O incrível filme de trama simplória.

8,0

Filhos da Esperança (Children of Men, 2006) não é exatamente um grande sucesso entre o público médio, mas tem uma avaliação maioritariamente positiva entre a crítica especializada e os cinéfilos mais exigentes. Para felicidade de seus realizadores, o filme agrada tanto pelas discussões que seu universo distópico suscita, como pela qualidade técnica da obra, admirada por envolventes e criativos planos sequências. Diante desse parâmetro, o novo de Alfonso Cuarón, Gravidade (Gravity, 2013), se mostra tematicamente menos ambicioso e versátil do que se poderia esperar, mas corresponde plenamente enquanto realização cinematográfica, pela engenhosidade de suas cenas e (mero) exercício de gênero.

O modo como se estrutura a história ilustra sua simplicidade: o veterano Matt Kowalsky (George Clooney, puro carisma) lidera, em sua última viagem espacial, uma equipe da NASA que conta com a cientista Ryan Stone (Sandra Bullock), em sua primeira ida ao espaço, como responsável pelo reparo e manutenção das estações espaciais - e a disparidade de experiência entre os dois protagonistas é tão convencional quanto os rumos que a aventura, sempre previsível, irá tomar.
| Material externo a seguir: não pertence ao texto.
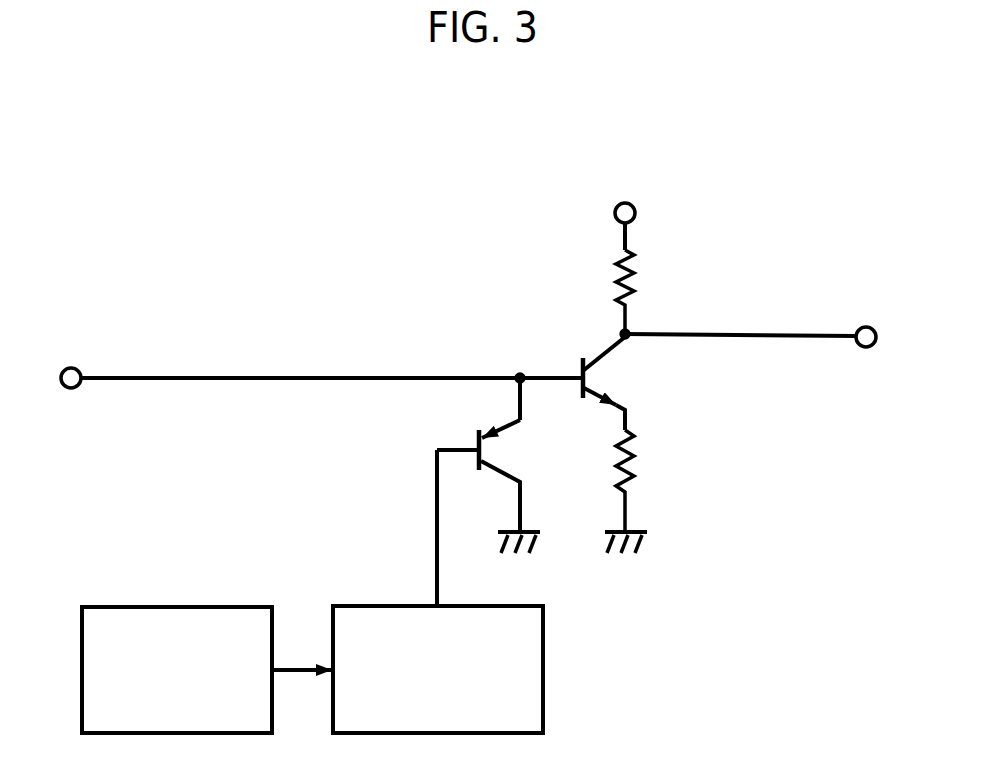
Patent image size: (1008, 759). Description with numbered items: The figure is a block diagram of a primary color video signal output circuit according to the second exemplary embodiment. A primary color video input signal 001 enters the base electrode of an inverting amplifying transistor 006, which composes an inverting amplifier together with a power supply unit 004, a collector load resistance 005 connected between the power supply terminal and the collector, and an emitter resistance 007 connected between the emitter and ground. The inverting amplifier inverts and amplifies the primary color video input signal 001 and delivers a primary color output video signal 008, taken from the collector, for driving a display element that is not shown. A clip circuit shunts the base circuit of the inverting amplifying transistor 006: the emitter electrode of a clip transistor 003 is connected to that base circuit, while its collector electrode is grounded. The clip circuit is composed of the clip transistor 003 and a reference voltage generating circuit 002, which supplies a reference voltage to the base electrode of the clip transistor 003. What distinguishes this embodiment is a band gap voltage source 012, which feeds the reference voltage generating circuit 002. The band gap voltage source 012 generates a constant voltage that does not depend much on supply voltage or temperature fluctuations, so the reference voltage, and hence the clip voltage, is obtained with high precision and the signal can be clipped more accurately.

The primary color video input signal 001 is at (78, 368).
The reference voltage generating circuit 002 is at (543, 658).
The clip transistor 003 is at (500, 463).
The power supply unit 004 is at (610, 233).
The collector load resistance 005 is at (628, 298).
The inverting amplifying transistor 006 is at (597, 385).
The emitter resistance 007 is at (632, 465).
The primary color output video signal 008 is at (873, 328).
The band gap voltage source 012 is at (145, 587).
Porém, Gravidade acerta justamente por sua despretensão, pelo esclarecimento do que se propõe e a quem se destina.

Desse modo, ainda que a personagem de Sandra Bullock, na gravidade 0 da estação espacial, eventualmente se posicione como um feto (enquanto traços formam seu cordão umbilical e a luz solar ao fundo dê maior ênfase ao ato do nascimento, compondo belíssima cena), em nenhum momento Cuarón se mostra mais preocupado em transmitir alguma mensagem filosófica ou apresentar um subtexto mais sofisticado (e a cena descrita não pode significar mais que o renascimento de um indivíduo depressivo, a se reerguer em um momento de urgência, despertado por seu instinto de sobrevivência) a apenas manter o espectador agarrado à poltrona durante toda a projeção. Desse ponto de vista, Gravidade é nada mais que um filme-catástrofe; mas, um filme-catástrofe dos bons, muito bons.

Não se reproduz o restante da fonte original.